Me parecía que ella me llamaba con un gesto extraño, los brazos juntos, a la altura del pecho, abiertas las palmas hacia arriba, semejando una bandeja, y luego, el descenso de los dedos tibios a lo largo de su cintura hasta apuntar el suelo, y lo repitió varias veces, y yo no veía más que sus ojos entrecerrados como cuando se sonríe o se besa o se siente miedo. Entonces partió veloz, casi revoloteando, se fue alejando de la puerta del café sin dejar de repetir aquel aleteo.
Sin decir palabra, detuve mi caminata, di media vuelta y ante la mirada atónita del conductor y del teniente que llevaba su mano al revólver, me lancé detrás de ella corriendo. La presencia huyó. . .

***

. . .adentrándose en las callejuelas de una ciudad para mí totalmente nueva. La Beirut que había visto hasta aquel momento no era sino fragmentos entrecortados de un filme épico, un folletín turístico cromado y frívolo. Esta ciudad en realidad era negra y hervía, era de humo sofocante; de miradas fugaces y pasos veloces, llantos de criaturas humanas y de animales, la violación de una promesa de sedimentación y aliento.
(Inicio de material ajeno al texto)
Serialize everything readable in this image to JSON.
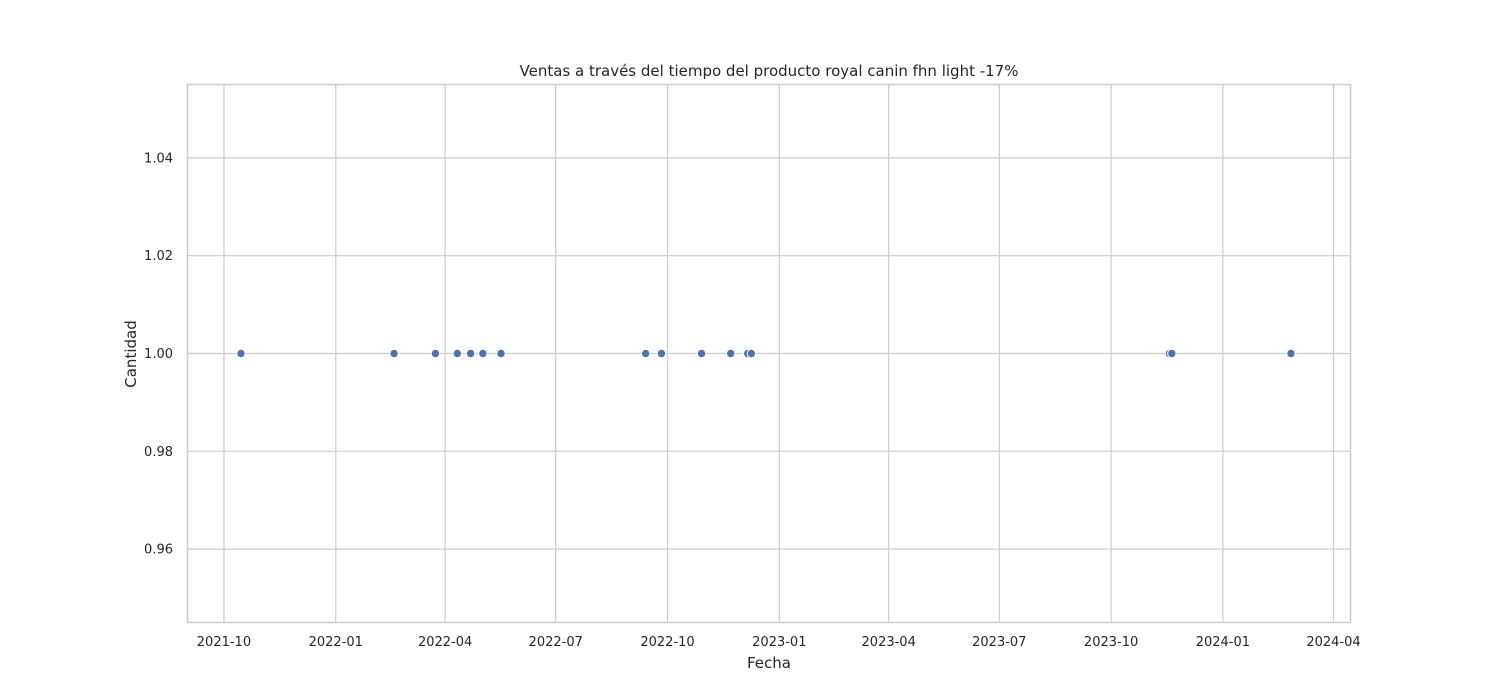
{
  "chart_data": {
    "type": "scatter",
    "title": "Ventas a través del tiempo del producto royal canin fhn light -17%",
    "xlabel": "Fecha",
    "ylabel": "Cantidad",
    "x_is_date": true,
    "xlim": [
      "2021-09-01",
      "2024-04-15"
    ],
    "ylim": [
      0.945,
      1.055
    ],
    "x_ticks": [
      "2021-10-01",
      "2022-01-01",
      "2022-04-01",
      "2022-07-01",
      "2022-10-01",
      "2023-01-01",
      "2023-04-01",
      "2023-07-01",
      "2023-10-01",
      "2024-01-01",
      "2024-04-01"
    ],
    "x_tick_labels": [
      "2021-10",
      "2022-01",
      "2022-04",
      "2022-07",
      "2022-10",
      "2023-01",
      "2023-04",
      "2023-07",
      "2023-10",
      "2024-01",
      "2024-04"
    ],
    "y_ticks": [
      0.96,
      0.98,
      1.0,
      1.02,
      1.04
    ],
    "y_tick_labels": [
      "0.96",
      "0.98",
      "1.00",
      "1.02",
      "1.04"
    ],
    "grid": true,
    "color": "#4c72b0",
    "points": [
      {
        "x": "2021-10-15",
        "y": 1
      },
      {
        "x": "2022-02-18",
        "y": 1
      },
      {
        "x": "2022-03-24",
        "y": 1
      },
      {
        "x": "2022-04-11",
        "y": 1
      },
      {
        "x": "2022-04-22",
        "y": 1
      },
      {
        "x": "2022-05-02",
        "y": 1
      },
      {
        "x": "2022-05-17",
        "y": 1
      },
      {
        "x": "2022-09-13",
        "y": 1
      },
      {
        "x": "2022-09-26",
        "y": 1
      },
      {
        "x": "2022-10-29",
        "y": 1
      },
      {
        "x": "2022-11-22",
        "y": 1
      },
      {
        "x": "2022-12-06",
        "y": 1
      },
      {
        "x": "2022-12-09",
        "y": 1
      },
      {
        "x": "2023-11-18",
        "y": 1
      },
      {
        "x": "2023-11-20",
        "y": 1
      },
      {
        "x": "2024-02-26",
        "y": 1
      }
    ]
  }
}
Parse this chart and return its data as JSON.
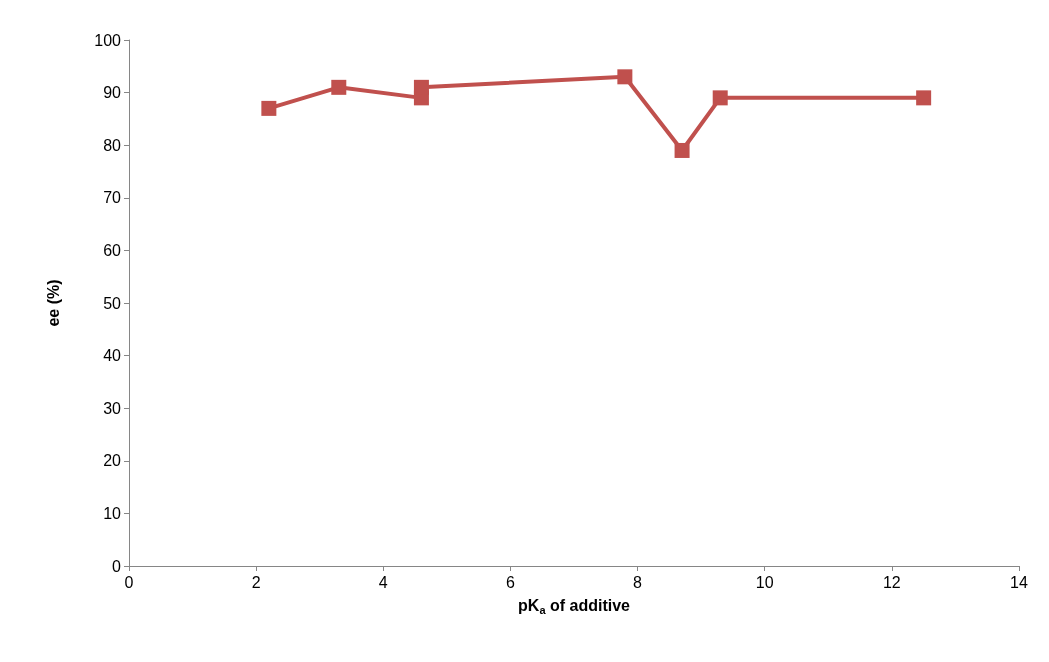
{
  "chart_data": {
    "type": "line",
    "xlabel": "pK$_{a}$ of additive",
    "ylabel": "ee (%)",
    "x": [
      2.2,
      3.3,
      4.6,
      4.6,
      7.8,
      8.7,
      9.3,
      12.5
    ],
    "series": [
      {
        "color": "#c0504d",
        "values": [
          87,
          91,
          89,
          91,
          93,
          79,
          89,
          89
        ]
      }
    ],
    "xlim": [
      0,
      14
    ],
    "xticks": [
      0,
      2,
      4,
      6,
      8,
      10,
      12,
      14
    ],
    "ylim": [
      0,
      100
    ],
    "yticks": [
      0,
      10,
      20,
      30,
      40,
      50,
      60,
      70,
      80,
      90,
      100
    ],
    "marker": "square",
    "line_style": "solid"
  }
}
En mi carrera tras la túnica blanca me sentía ebrio de gozo, libre de la losa de angustia que me acompañaba hasta la última mueca durante todos mis días. Paulatinamente me olvidé de cómo había llegado. Mientras corríamos ví piedras encimadas en el camino, ceniza, niños acurrucados, automóviles carbonizados, restos de cerezos. Dejé lejos al jeep. Abandoné casi enseguida mi grabadora y al final arrojé a un montón de escombros la máquina fotográfica, una Leika que mi mujer me había regalado poco antes y que había soñado poseer toda mi vida. Seguí corriendo tras la presencia que se escurría por las paredes, desaparecía en una esquina para reaparecer triunfadora en otra, por las calles estrechas y fantasmagóricas de Beirut al acecho como un tigre.
Cuando los dos caños de fusil se clavaron transversalmente en mi pecho me detuve de un solo aliento, con mi corazón dado vuelta, con la imagen del mundo invertida de una vez por todas y para siempre, desesperado por haber perdido la pista de la presencia y el recuerdo del oficial de enlace y entre las dos caras feroces que me miraban fijamente, amenazadoramente, como si me hubieran reconocido por mi uniforme ajeno, por mi uniforme extraño de soldado israelí en este barrio aún no conquistado, en la barrera que a todo lo ancho del camino ya de polvo, ya lejano del mar y de mi casa, separaba entre dos partes ignotas de una ciudad de mentira: entonces la mujer se detuvo, avanzó con timidez reapareciendo para mi vista, arrastrando los jirones de una túnica que había sido blanca, agitándose por el supremo esfuerzo que había realizado y se acercó paso a paso adonde yo estaba, clavado e inmóvil porque uno de aquellos hombres sin pronunciar palabra había apoyado un cuchillo sobre mi pecho, y posó en mi sus ojos.
Entonces te vi tal como eras. Fue entonces cuando te miré, vida mía, por primera y última vez.